Allow me to introduce you to my newest discovery, LA RÉSOLUTION. The more and more I sample Unibroue products, the harder it is to go back to the run-of-the-mill, cesspool varieties. LA RÉSOLUTION is so new that, at the time of this writing, it hadn't even made it to their website yet.

Oh my, oh my, oh my! This is amazing! At $11:00 for a 750ml bottle, it is pricier than most. However, most don't have anything on this one! (in my humble opinion, of course). Like everything else in life, you only get what you pay for.

"LA RÉSOLUTION, a dark ale at 10% alcohol with spicy character, was inspired by a recipe our brewmaster created for his friends. Its spicy caramel aroma evolves on the palate into pleasant and complex notes of toffee with reminiscence of a tasty gingerbread. The perfect balance between spicy, caramel and roasted malt flavours is complimented by a nice roundness and persistent finish. LA RÉSOLUTION has a festive feel, perfect for the holidays, but it can easily be enjoyed all year long. After all, it's always a good time for a Resolution."

For other great Unibroue products, check out a couple other favourites of mine.

Sunday, 5 October 2014

Beer from the "End of the World"

"He was a wise man
who invented beer"
(attributed to Plato)

Sometimes you have to go to "The End of the World" to find good beer (pun fully intended). The name of the beer on the right, "La Fin Du Monde," translates as "The End of the World." I'm not sure what to do with the other beer, though. While it tastes great, "Maudite" translates from the French as "accursed" or "damned." Hmm.
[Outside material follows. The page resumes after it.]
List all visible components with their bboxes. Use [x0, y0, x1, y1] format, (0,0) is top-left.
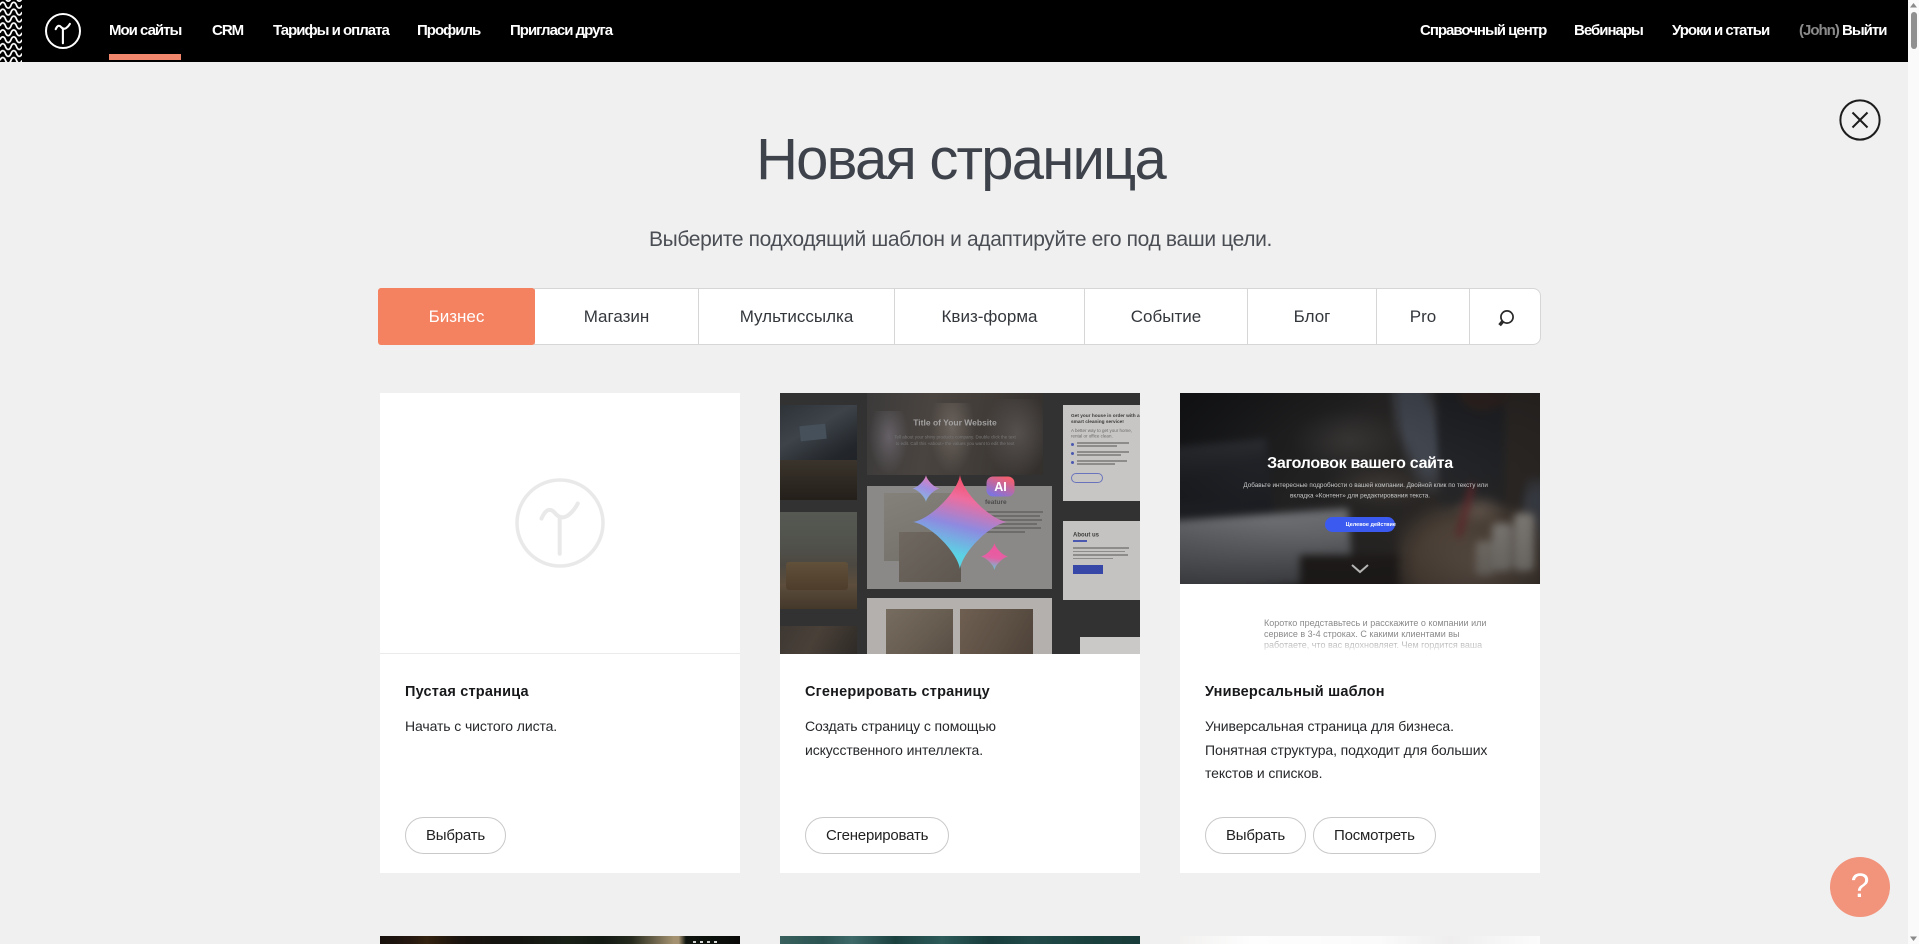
- svg-text:AI: AI: [994, 480, 1007, 494]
If you're a regular visitor to this blog, you may be thinking to yourself, "I've seen one of these beers before," and you'd be right. I've previously made mention of it here back in July 2013. However that time, I had not yet become acquainted with its sister beer, the "Maudite."

Both beers in this picture come from Unibroue Breweries in Quebec, Canada. These two beers are significantly more potent, with almost double the alcohol per volume of the average run-of-the-mill common beers that many people gravitate toward. The "Maudite" comes in at 8% alcohol per volume, whereas the "La Fin Du Monde" boasts a whopping 9% alcohol per volume. In other words, one of these beers will have the same effect on you as two of the more common beers, but with significantly better taste (in my humble opinion).

Welcome to Canada, eh?

Granted, you do pay a little more for them, but as with most things in life, quality usually costs more. As someone once said, "If you're content with the oats that have already gone through the horse, they can be had a little cheaper." I bought a cheaper brand of beer recently (I don't know what I was thinking; I must have had a brain fart) and it did taste like it had already gone through the horse. Hmm, recycled beer? I must have missed that on the label. That stuff still sits in the back of the fridge.
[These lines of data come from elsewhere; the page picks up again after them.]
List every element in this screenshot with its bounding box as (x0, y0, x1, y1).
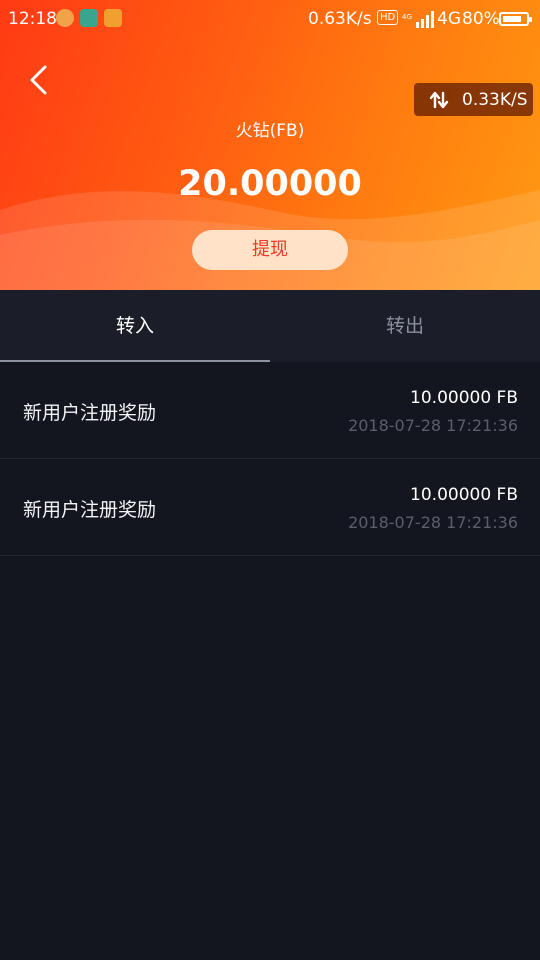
list-item[interactable]: 新用户注册奖励 10.00000 FB 2018-07-28 17:21:36 (0, 459, 540, 556)
transaction-amount: 10.00000 FB (410, 388, 518, 408)
hd-icon: HD (377, 10, 399, 25)
list-item[interactable]: 新用户注册奖励 10.00000 FB 2018-07-28 17:21:36 (0, 362, 540, 459)
notification-scan-icon (80, 9, 98, 27)
transaction-title: 新用户注册奖励 (23, 402, 157, 424)
header-banner: 12:18 0.63K/s HD 4G 4G 80% 0.33K/S 火钻(FB… (0, 0, 540, 290)
transaction-time: 2018-07-28 17:21:36 (348, 416, 518, 435)
notification-app-icon (56, 9, 74, 27)
svg-text:4G: 4G (402, 13, 412, 21)
notification-app-icon (104, 9, 122, 27)
status-time: 12:18 (8, 9, 57, 29)
speed-indicator: 0.33K/S (414, 83, 533, 116)
speed-label: 0.33K/S (462, 89, 528, 110)
tab-transfer-out[interactable]: 转出 (270, 290, 540, 362)
transaction-title: 新用户注册奖励 (23, 499, 157, 521)
back-chevron-icon[interactable] (22, 60, 56, 100)
transaction-list: 新用户注册奖励 10.00000 FB 2018-07-28 17:21:36 … (0, 362, 540, 556)
transaction-amount: 10.00000 FB (410, 485, 518, 505)
transfer-arrows-icon (429, 91, 449, 108)
status-network-type: 4G (437, 9, 461, 29)
battery-fill (503, 16, 521, 22)
tab-transfer-in[interactable]: 转入 (0, 290, 270, 362)
balance-amount: 20.00000 (178, 164, 362, 204)
wallet-screen: 12:18 0.63K/s HD 4G 4G 80% 0.33K/S 火钻(FB… (0, 0, 540, 960)
tab-bar: 转入 转出 (0, 290, 540, 362)
withdraw-button[interactable]: 提现 (192, 230, 348, 270)
status-bar: 12:18 0.63K/s HD 4G 4G 80% (0, 0, 540, 38)
status-battery-percent: 80% (462, 9, 500, 29)
battery-icon (499, 12, 532, 26)
status-network-speed: 0.63K/s (308, 9, 372, 29)
coin-name: 火钻(FB) (235, 121, 305, 141)
transaction-time: 2018-07-28 17:21:36 (348, 513, 518, 532)
signal-icon: 4G (402, 11, 434, 28)
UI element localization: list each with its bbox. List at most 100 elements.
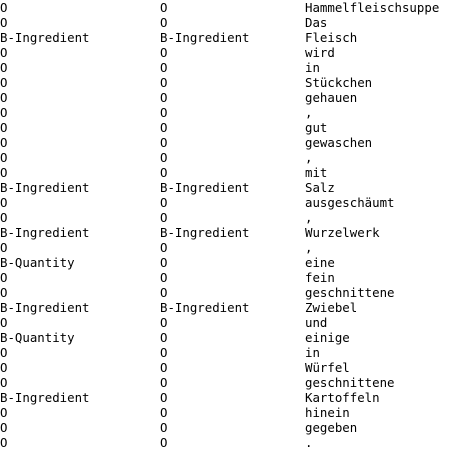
token-cell: in <box>305 345 320 360</box>
token-cell: Kartoffeln <box>305 390 380 405</box>
output-row: O Omit <box>0 165 464 180</box>
predicted-label-cell: O <box>160 345 168 360</box>
gold-label-cell: O <box>0 75 8 90</box>
predicted-label-cell: O <box>160 240 168 255</box>
output-row: O O, <box>0 150 464 165</box>
gold-label-cell: O <box>0 15 8 30</box>
predicted-label-cell: O <box>160 405 168 420</box>
output-row: O Ogewaschen <box>0 135 464 150</box>
output-row: O O Stückchen <box>0 75 464 90</box>
output-row: O Ohinein <box>0 405 464 420</box>
output-row: B-Ingredient B-Ingredient Salz <box>0 180 464 195</box>
predicted-label-cell: B-Ingredient <box>160 30 250 45</box>
token-cell: gut <box>305 120 328 135</box>
output-row: O O, <box>0 105 464 120</box>
token-cell: , <box>305 240 313 255</box>
gold-label-cell: O <box>0 165 8 180</box>
predicted-label-cell: O <box>160 210 168 225</box>
token-cell: , <box>305 105 313 120</box>
predicted-label-cell: O <box>160 120 168 135</box>
token-cell: und <box>305 315 328 330</box>
output-row: O Ofein <box>0 270 464 285</box>
gold-label-cell: O <box>0 0 8 15</box>
predicted-label-cell: O <box>160 45 168 60</box>
token-cell: gehauen <box>305 90 358 105</box>
token-cell: Stückchen <box>305 75 373 90</box>
gold-label-cell: O <box>0 105 8 120</box>
output-row: O Ound <box>0 315 464 330</box>
gold-label-cell: B-Ingredient <box>0 30 90 45</box>
output-row: B-Quantity Oeine <box>0 255 464 270</box>
token-cell: einige <box>305 330 350 345</box>
predicted-label-cell: O <box>160 330 168 345</box>
predicted-label-cell: O <box>160 75 168 90</box>
output-row: O O Hammelfleischsuppe <box>0 0 464 15</box>
terminal-output: O O Hammelfleischsuppe O O Das B-Ingredient B-I… <box>0 0 464 450</box>
token-cell: hinein <box>305 405 350 420</box>
token-cell: ausgeschäumt <box>305 195 395 210</box>
output-row: O O, <box>0 240 464 255</box>
predicted-label-cell: O <box>160 105 168 120</box>
gold-label-cell: B-Ingredient <box>0 300 90 315</box>
gold-label-cell: B-Ingredient <box>0 390 90 405</box>
token-cell: Hammelfleischsuppe <box>305 0 440 15</box>
predicted-label-cell: O <box>160 360 168 375</box>
predicted-label-cell: O <box>160 90 168 105</box>
output-row: O Oin <box>0 60 464 75</box>
token-cell: Fleisch <box>305 30 358 45</box>
predicted-label-cell: O <box>160 60 168 75</box>
predicted-label-cell: B-Ingredient <box>160 180 250 195</box>
gold-label-cell: B-Quantity <box>0 330 75 345</box>
output-row: O O, <box>0 210 464 225</box>
output-row: O Oausgeschäumt <box>0 195 464 210</box>
output-row: B-Quantity Oeinige <box>0 330 464 345</box>
token-cell: gewaschen <box>305 135 373 150</box>
predicted-label-cell: O <box>160 165 168 180</box>
output-row: O Ogegeben <box>0 420 464 435</box>
token-cell: geschnittene <box>305 285 395 300</box>
token-cell: Salz <box>305 180 335 195</box>
gold-label-cell: O <box>0 360 8 375</box>
output-row: B-Ingredient B-Ingredient Wurzelwerk <box>0 225 464 240</box>
gold-label-cell: O <box>0 195 8 210</box>
gold-label-cell: O <box>0 375 8 390</box>
predicted-label-cell: O <box>160 15 168 30</box>
predicted-label-cell: O <box>160 375 168 390</box>
token-cell: . <box>305 435 313 450</box>
gold-label-cell: B-Ingredient <box>0 225 90 240</box>
gold-label-cell: O <box>0 315 8 330</box>
gold-label-cell: O <box>0 240 8 255</box>
gold-label-cell: O <box>0 120 8 135</box>
gold-label-cell: O <box>0 90 8 105</box>
gold-label-cell: O <box>0 135 8 150</box>
token-cell: Zwiebel <box>305 300 358 315</box>
predicted-label-cell: B-Ingredient <box>160 225 250 240</box>
predicted-label-cell: O <box>160 390 168 405</box>
gold-label-cell: O <box>0 405 8 420</box>
token-cell: in <box>305 60 320 75</box>
gold-label-cell: O <box>0 150 8 165</box>
output-row: O Ogut <box>0 120 464 135</box>
predicted-label-cell: O <box>160 0 168 15</box>
gold-label-cell: O <box>0 270 8 285</box>
token-cell: Wurzelwerk <box>305 225 380 240</box>
output-row: B-Ingredient O Kartoffeln <box>0 390 464 405</box>
predicted-label-cell: O <box>160 315 168 330</box>
output-row: O Oin <box>0 345 464 360</box>
predicted-label-cell: O <box>160 420 168 435</box>
token-cell: wird <box>305 45 335 60</box>
predicted-label-cell: O <box>160 255 168 270</box>
token-cell: , <box>305 210 313 225</box>
output-row: O Ogeschnittene <box>0 285 464 300</box>
gold-label-cell: O <box>0 435 8 450</box>
gold-label-cell: O <box>0 285 8 300</box>
gold-label-cell: O <box>0 45 8 60</box>
output-row: O O Würfel <box>0 360 464 375</box>
output-row: O O. <box>0 435 464 450</box>
predicted-label-cell: O <box>160 195 168 210</box>
gold-label-cell: B-Ingredient <box>0 180 90 195</box>
predicted-label-cell: O <box>160 285 168 300</box>
gold-label-cell: B-Quantity <box>0 255 75 270</box>
token-cell: Das <box>305 15 328 30</box>
token-cell: eine <box>305 255 335 270</box>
Another interesting thing about these two bottles of beer is their size. They contain 750 ml each, or for my American friends, about 26 ounces! It sort of gives the "I only had two beer" a whole new meaning, not to mention the advantage of not having to run to the fridge as often.

Well there you have it. Anyone for a beer?

(Yes, for the faint of heart, they come in regular small bottles too).